Procter & Gamble has also aired a commercial for its Herbal Essences shampoo that promises an "organic" experience and shows a woman writhing and moaning as two men wash her hair. According to complaints posted on the web, she declares at the end of the shampoo, "OK, boys, it says to repeat if necessary. That is, if you are up to it."

It isn't even that raunchiness is a guaranteed moneymaker. In the year after airing the famous Paris Hilton soft porn ad, Carl's Jr. and Hardee's profits declined in comparison with previous years. The Parents Television Council reported that "sales at restaurants open at least a year were flat at Carl's Jr., while Hardee's same-store sales fell 1 percent, well below last year's increases of 6.4 percent and 6.1 percent, respectively."

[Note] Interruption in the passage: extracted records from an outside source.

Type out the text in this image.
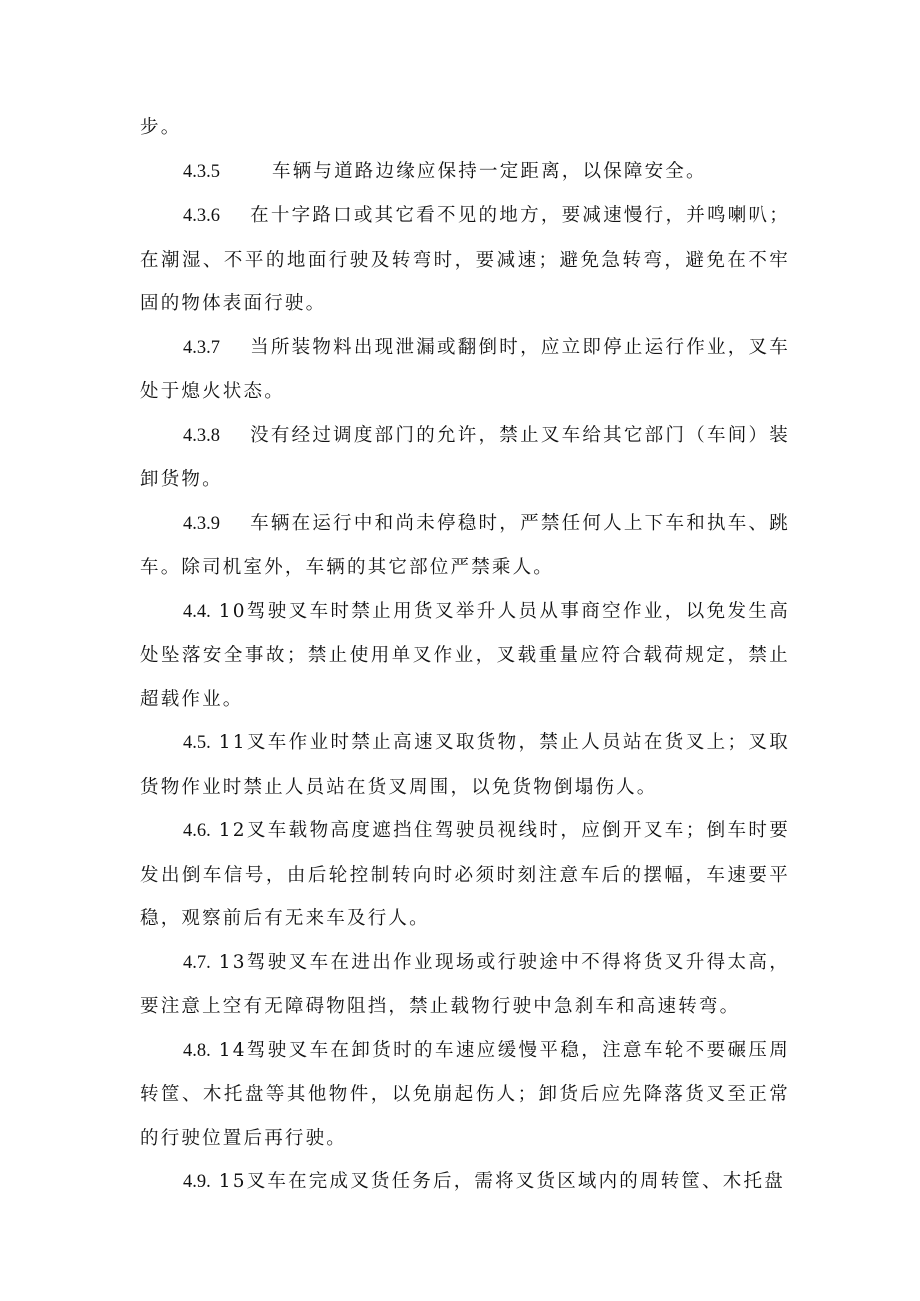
步。

4.3.5	车辆与道路边缘应保持一定距离，以保障安全。

4.3.6 在十字路口或其它看不见的地方，要减速慢行，并鸣喇叭；在潮湿、不平的地面行驶及转弯时，要减速；避免急转弯，避免在不牢固的物体表面行驶。

4.3.7 当所装物料出现泄漏或翻倒时，应立即停止运行作业，叉车处于熄火状态。

4.3.8 没有经过调度部门的允许，禁止叉车给其它部门（车间）装卸货物。

4.3.9 车辆在运行中和尚未停稳时，严禁任何人上下车和执车、跳车。除司机室外，车辆的其它部位严禁乘人。

4.4. 10驾驶叉车时禁止用货叉举升人员从事商空作业，以免发生高处坠落安全事故；禁止使用单叉作业，叉载重量应符合载荷规定，禁止超载作业。

4.5. 11叉车作业时禁止高速叉取货物，禁止人员站在货叉上；叉取货物作业时禁止人员站在货叉周围，以免货物倒塌伤人。

4.6. 12叉车载物高度遮挡住驾驶员视线时，应倒开叉车；倒车时要发出倒车信号，由后轮控制转向时必须时刻注意车后的摆幅，车速要平稳，观察前后有无来车及行人。

4.7. 13驾驶叉车在进出作业现场或行驶途中不得将货叉升得太高，要注意上空有无障碍物阻挡，禁止载物行驶中急刹车和高速转弯。

4.8. 14驾驶叉车在卸货时的车速应缓慢平稳，注意车轮不要碾压周转筐、木托盘等其他物件，以免崩起伤人；卸货后应先降落货叉至正常的行驶位置后再行驶。

4.9. 15叉车在完成叉货任务后，需将叉货区域内的周转筐、木托盘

The Parents Television Council does good work monitoring the good and bad guys in the popular culture world. (They've rated Proctor & Gamble as among the top 10 worst advertisers both for the sleaziness of their ads and for the content of the programs they sponsor.) But it would be misleading to suggest that the only reason to protest lewdness is that children are watching. Nor are the feminists correct to condemn pornography only because it objectifies women. This stew of smuttiness coarsens our sensibilities. It appeals to our lowest selves. It makes a mockery of words like delicacy, refinemen- and modesty.

And it makes it much more difficult to recover from the flu.